Salah satunya seperti dipublikasikan Internasional Journal of Asia Digital Art & Design tahun 2017 lalu.
Sebagai peneliti, Nurjanah, Inoeu Hiroki, Hidenori Watanave memberi nilai 3 atau valid khusus untuk pengakuan tsunami tahun 1964.
Seterusnya nilai 4 atau sangat valid untuk kesaksian gempa dan tsunami tahun 1907 dan 1940.
Bagi mahasiswa Tokyo Metropolitan University itu, sejarah gempa dan tsunami Aceh harus bersifat open source. Hal itu penting agar masyarakat dalam mengambil pelajaran dari setiap kejadian.
Cut Putri Dian, 39 tahun, warga Gampong Padang IV, Ujung Kala, Aceh Barat menceritakan tentang sang nenek yang tau akan terjadi tsunami tahun 2004 silam.
Saat gempa di pagi hari bulan Desember 2004, nenek saya berkata, “air laut akan segera naik!”

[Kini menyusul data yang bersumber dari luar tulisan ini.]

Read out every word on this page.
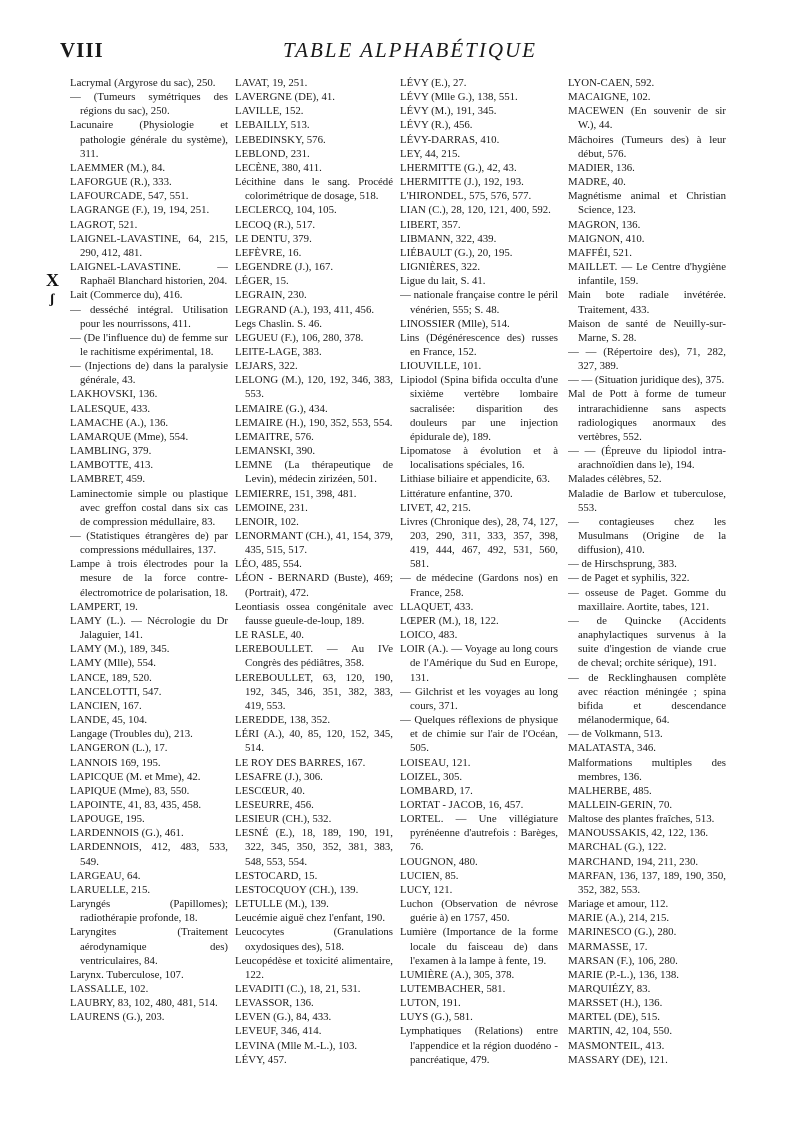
VIII	TABLE ALPHABÉTIQUE
X
ʃ

Lacrymal (Argyrose du sac), 250.

— (Tumeurs symétriques des régions du sac), 250.

Lacunaire (Physiologie et pathologie générale du système), 311.

LAEMMER (M.), 84.

LAFORGUE (R.), 333.

LAFOURCADE, 547, 551.

LAGRANGE (F.), 19, 194, 251.

LAGROT, 521.

LAIGNEL-LAVASTINE, 64, 215, 290, 412, 481.

LAIGNEL-LAVASTINE. — Raphaël Blanchard historien, 204.

Lait (Commerce du), 416.

— desséché intégral. Utilisation pour les nourrissons, 411.

— (De l'influence du) de femme sur le rachitisme expérimental, 18.

— (Injections de) dans la paralysie générale, 43.

LAKHOVSKI, 136.

LALESQUE, 433.

LAMACHE (A.), 136.

LAMARQUE (Mme), 554.

LAMBLING, 379.

LAMBOTTE, 413.

LAMBRET, 459.

Laminectomie simple ou plastique avec greffon costal dans six cas de compression médullaire, 83.

— (Statistiques étrangères de) par compressions médullaires, 137.

Lampe à trois électrodes pour la mesure de la force contre-électromotrice de polarisation, 18.

LAMPERT, 19.

LAMY (L.). — Nécrologie du Dr Jalaguier, 141.

LAMY (M.), 189, 345.

LAMY (Mlle), 554.

LANCE, 189, 520.

LANCELOTTI, 547.

LANCIEN, 167.

LANDE, 45, 104.

Langage (Troubles du), 213.

LANGERON (L.), 17.

LANNOIS 169, 195.

LAPICQUE (M. et Mme), 42.

LAPIQUE (Mme), 83, 550.

LAPOINTE, 41, 83, 435, 458.

LAPOUGE, 195.

LARDENNOIS (G.), 461.

LARDENNOIS, 412, 483, 533, 549.

LARGEAU, 64.

LARUELLE, 215.

Laryngés (Papillomes); radiothérapie profonde, 18.

Laryngites (Traitement aérodynamique des) ventriculaires, 84.

Larynx. Tuberculose, 107.

LASSALLE, 102.

LAUBRY, 83, 102, 480, 481, 514.

LAURENS (G.), 203.

LAVAT, 19, 251.

LAVERGNE (DE), 41.

LAVILLE, 152.

LEBAILLY, 513.

LEBEDINSKY, 576.

LEBLOND, 231.

LECÈNE, 380, 411.

Lécithine dans le sang. Procédé colorimétrique de dosage, 518.

LECLERCQ, 104, 105.

LECOQ (R.), 517.

LE DENTU, 379.

LEFÈVRE, 16.

LEGENDRE (J.), 167.

LÉGER, 15.

LEGRAIN, 230.

LEGRAND (A.), 193, 411, 456.

Legs Chaslin. S. 46.

LEGUEU (F.), 106, 280, 378.

LEITE-LAGE, 383.

LEJARS, 322.

LELONG (M.), 120, 192, 346, 383, 553.

LEMAIRE (G.), 434.

LEMAIRE (H.), 190, 352, 553, 554.

LEMAITRE, 576.

LEMANSKI, 390.

LEMNE (La thérapeutique de Levin), médecin zirizéen, 501.

LEMIERRE, 151, 398, 481.

LEMOINE, 231.

LENOIR, 102.

LENORMANT (CH.), 41, 154, 379, 435, 515, 517.

LÉO, 485, 554.

LÉON - BERNARD (Buste), 469; (Portrait), 472.

Leontiasis ossea congénitale avec fausse gueule-de-loup, 189.

LE RASLE, 40.

LEREBOULLET. — Au IVe Congrès des pédiâtres, 358.

LEREBOULLET, 63, 120, 190, 192, 345, 346, 351, 382, 383, 419, 553.

LEREDDE, 138, 352.

LÉRI (A.), 40, 85, 120, 152, 345, 514.

LE ROY DES BARRES, 167.

LESAFRE (J.), 306.

LESCŒUR, 40.

LESEURRE, 456.

LESIEUR (CH.), 532.

LESNÉ (E.), 18, 189, 190, 191, 322, 345, 350, 352, 381, 383, 548, 553, 554.

LESTOCARD, 15.

LESTOCQUOY (CH.), 139.

LETULLE (M.), 139.

Leucémie aiguë chez l'enfant, 190.

Leucocytes (Granulations oxydosiques des), 518.

Leucopédèse et toxicité alimentaire, 122.

LEVADITI (C.), 18, 21, 531.

LEVASSOR, 136.

LEVEN (G.), 84, 433.

LEVEUF, 346, 414.

LEVINA (Mlle M.-L.), 103.

LÉVY, 457.

LÉVY (E.), 27.

LÉVY (Mlle G.), 138, 551.

LÉVY (M.), 191, 345.

LÉVY (R.), 456.

LÉVY-DARRAS, 410.

LEY, 44, 215.

LHERMITTE (G.), 42, 43.

LHERMITTE (J.), 192, 193.

L'HIRONDEL, 575, 576, 577.

LIAN (C.), 28, 120, 121, 400, 592.

LIBERT, 357.

LIBMANN, 322, 439.

LIÉBAULT (G.), 20, 195.

LIGNIÈRES, 322.

Ligue du lait, S. 41.

— nationale française contre le péril vénérien, 555; S. 48.

LINOSSIER (Mlle), 514.

Lins (Dégénérescence des) russes en France, 152.

LIOUVILLE, 101.

Lipiodol (Spina bifida occulta d'une sixième vertèbre lombaire sacralisée: disparition des douleurs par une injection épidurale de), 189.

Lipomatose à évolution et à localisations spéciales, 16.

Lithiase biliaire et appendicite, 63.

Littérature enfantine, 370.

LIVET, 42, 215.

Livres (Chronique des), 28, 74, 127, 203, 290, 311, 333, 357, 398, 419, 444, 467, 492, 531, 560, 581.

— de médecine (Gardons nos) en France, 258.

LLAQUET, 433.

LŒPER (M.), 18, 122.

LOICO, 483.

LOIR (A.). — Voyage au long cours de l'Amérique du Sud en Europe, 131.

— Gilchrist et les voyages au long cours, 371.

— Quelques réflexions de physique et de chimie sur l'air de l'Océan, 505.

LOISEAU, 121.

LOIZEL, 305.

LOMBARD, 17.

LORTAT - JACOB, 16, 457.

LORTEL. — Une villégiature pyrénéenne d'autrefois : Barèges, 76.

LOUGNON, 480.

LUCIEN, 85.

LUCY, 121.

Luchon (Observation de névrose guérie à) en 1757, 450.

Lumière (Importance de la forme locale du faisceau de) dans l'examen à la lampe à fente, 19.

LUMIÈRE (A.), 305, 378.

LUTEMBACHER, 581.

LUTON, 191.

LUYS (G.), 581.

Lymphatiques (Relations) entre l'appendice et la région duodéno - pancréatique, 479.

LYON-CAEN, 592.

MACAIGNE, 102.

MACEWEN (En souvenir de sir W.), 44.

Mâchoires (Tumeurs des) à leur début, 576.

MADIER, 136.

MADRE, 40.

Magnétisme animal et Christian Science, 123.

MAGRON, 136.

MAIGNON, 410.

MAFFÉI, 521.

MAILLET. — Le Centre d'hygiène infantile, 159.

Main bote radiale invétérée. Traitement, 433.

Maison de santé de Neuilly-sur-Marne, S. 28.

— — (Répertoire des), 71, 282, 327, 389.

— — (Situation juridique des), 375.

Mal de Pott à forme de tumeur intrarachidienne sans aspects radiologiques anormaux des vertèbres, 552.

— — (Épreuve du lipiodol intra-arachnoïdien dans le), 194.

Malades célèbres, 52.

Maladie de Barlow et tuberculose, 553.

— contagieuses chez les Musulmans (Origine de la diffusion), 410.

— de Hirschsprung, 383.

— de Paget et syphilis, 322.

— osseuse de Paget. Gomme du maxillaire. Aortite, tabes, 121.

— de Quincke (Accidents anaphylactiques survenus à la suite d'ingestion de viande crue de cheval; orchite sérique), 191.

— de Recklinghausen complète avec réaction méningée ; spina bifida et descendance mélanodermique, 64.

— de Volkmann, 513.

MALATASTA, 346.

Malformations multiples des membres, 136.

MALHERBE, 485.

MALLEIN-GERIN, 70.

Maltose des plantes fraîches, 513.

MANOUSSAKIS, 42, 122, 136.

MARCHAL (G.), 122.

MARCHAND, 194, 211, 230.

MARFAN, 136, 137, 189, 190, 350, 352, 382, 553.

Mariage et amour, 112.

MARIE (A.), 214, 215.

MARINESCO (G.), 280.

MARMASSE, 17.

MARSAN (F.), 106, 280.

MARIE (P.-L.), 136, 138.

MARQUIÉZY, 83.

MARSSET (H.), 136.

MARTEL (DE), 515.

MARTIN, 42, 104, 550.

MASMONTEIL, 413.

MASSARY (DE), 121.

Kami berpikir bahwa nenek saya sudah sangat tua dan mungkin ia pikun.
Ketika air laut datang, kami mencoba mencarinya karena ia bisa bangun dari tempat tidurnya.
“Saya kehilangan nenek dan suami, tetapi anak saya selamat,” kata Putri.
“Menurut cerita dari nenek, kakek kami lahir pada saat kejadian itu, yaitu ie beuna. Pada pagi itu, air di laut tampak sangat tinggi. Para pemuka agama mendekati pantai dan mengumandangkan adzan. Air laut pecah di pantai dan sebagian kecil air masuk tanah. Itu sebabnya kakek kami bernama Teuku Leupek,” lanjutnya, mengenang cerita neneknya terdahulu.
Baca juga: Cari Tau Yuk! Penyebab Orang Aceh Bermigrasi ke Yan Malaysia
Kesaksian Tsunami Tahun 1907
Rukiah, 118 tahun, asal Gampong Teupah Barat Simeulu mengisahkan, “pada tahun 1907, gempa bumi terjadi sebelum salat Jum’at. Saya dulu seorang anak kecil dan tidak tahu apa-apa. Waktu itu tanah retak dan terbuka.”
Ia menceritakan, ayahnya lalu membawa mereka ke pegunungan. Tetapi, setelah shalat, orang-orang datang ke pantai untuk melihat air laut surut.
“Tiba-tiba smong (tsunami) datang dan banyak orang meninggal.”
“Saat gempa Desember 2004 dan air sungai di muara surut dengan cepat, saya tahu akan ada smong. Itu terdengar seperti daun pandan terbakar. Jadi, saya berteriak smong. Lalu semua orang lari ke gunung,” kisah Rukiah.
Hamidah, 120 tahun, warga Gampong Bunta, Krueng Sabe, Aceh Jaya juga merasakan gempa dan tsunami tahun 1907. “Air sungai Krueng Sabe tumpah,” ceritanya. “Saya juga mengalami gempa tujuh hari dan tujuh malam pada masa perang DI/TII.”